Oxalobacter aliiformigenes is a Gram negative, non-spore-forming, oxalate-degrading anaerobic bacterium that was first isolated from human fecal samples. O. aliiformigenes is believed to have roles in calcium oxalate kidney stone disease because of its unique ability to utilize oxalate as its primary carbon source.

Taxonomy 
Oxalobacter aliiformigenes was originally thought to be a subgroup of Oxalobacter formigenes based on fatty acid profile, 16S ribosomal RNA sequencing, and DNA probes specific to the oxc (oxalyl-CoA decarboxylase) gene and frc (formyl-CoA transferase).. However, full genomes were sequenced and based on average nucleotide identity calculation, digital DNA-DNA hybridization, and phylogenetic tree analyses, O. aliiformigenes was determined to be a distinct species.

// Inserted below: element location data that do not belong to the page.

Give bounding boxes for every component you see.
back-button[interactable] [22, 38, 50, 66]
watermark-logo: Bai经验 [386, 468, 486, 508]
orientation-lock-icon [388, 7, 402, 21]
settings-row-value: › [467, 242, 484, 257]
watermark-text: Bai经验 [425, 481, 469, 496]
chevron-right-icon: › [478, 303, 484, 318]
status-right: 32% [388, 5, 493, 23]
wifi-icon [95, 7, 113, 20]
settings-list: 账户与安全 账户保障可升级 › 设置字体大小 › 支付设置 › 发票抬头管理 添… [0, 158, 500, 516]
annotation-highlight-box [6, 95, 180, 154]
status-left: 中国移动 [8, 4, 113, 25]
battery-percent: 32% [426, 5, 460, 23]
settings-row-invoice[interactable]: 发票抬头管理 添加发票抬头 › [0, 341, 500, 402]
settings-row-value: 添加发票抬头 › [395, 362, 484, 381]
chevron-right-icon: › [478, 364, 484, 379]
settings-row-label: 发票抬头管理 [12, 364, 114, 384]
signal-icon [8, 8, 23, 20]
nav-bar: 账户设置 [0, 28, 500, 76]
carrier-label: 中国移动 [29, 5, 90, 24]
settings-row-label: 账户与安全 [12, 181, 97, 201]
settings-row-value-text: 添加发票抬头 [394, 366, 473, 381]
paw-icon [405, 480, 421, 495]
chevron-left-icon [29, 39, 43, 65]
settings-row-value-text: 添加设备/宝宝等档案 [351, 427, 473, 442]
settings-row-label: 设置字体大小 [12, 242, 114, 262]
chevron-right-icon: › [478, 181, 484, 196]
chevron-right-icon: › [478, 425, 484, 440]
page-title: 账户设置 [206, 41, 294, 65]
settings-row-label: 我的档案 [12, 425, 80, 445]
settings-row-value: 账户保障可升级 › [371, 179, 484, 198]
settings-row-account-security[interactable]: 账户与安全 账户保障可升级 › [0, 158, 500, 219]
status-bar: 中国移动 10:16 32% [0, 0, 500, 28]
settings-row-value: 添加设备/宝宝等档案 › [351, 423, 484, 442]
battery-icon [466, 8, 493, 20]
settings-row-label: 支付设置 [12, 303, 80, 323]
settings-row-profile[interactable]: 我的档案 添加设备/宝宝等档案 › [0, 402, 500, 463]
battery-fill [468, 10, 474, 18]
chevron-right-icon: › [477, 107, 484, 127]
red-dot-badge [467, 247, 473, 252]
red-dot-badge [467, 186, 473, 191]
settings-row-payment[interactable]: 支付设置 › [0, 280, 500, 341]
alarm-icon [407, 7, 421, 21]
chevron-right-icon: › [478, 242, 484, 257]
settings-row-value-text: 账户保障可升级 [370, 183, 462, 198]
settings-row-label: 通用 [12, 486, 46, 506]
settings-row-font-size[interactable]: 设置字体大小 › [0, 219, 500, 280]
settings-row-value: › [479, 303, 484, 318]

Antibiotic resistance and susceptibility
Oxalobacter aliiformigenes demonstrates in vitro resistance to amoxicillin, ampicillin, ceftriaxone, cephalexin, streptomycin, and vancomycin; and in vitro sensitivity to clarithromycin, clindamycin, ciprofloxacin, doxycycline, gentamycin, and tetracycline.

Genome 
The genome of O. formigenes has been sequenced by multiple researchers and is revealed to be 2.2 – 2.4 Mb with a G+C content of 50.9 - 51.5%.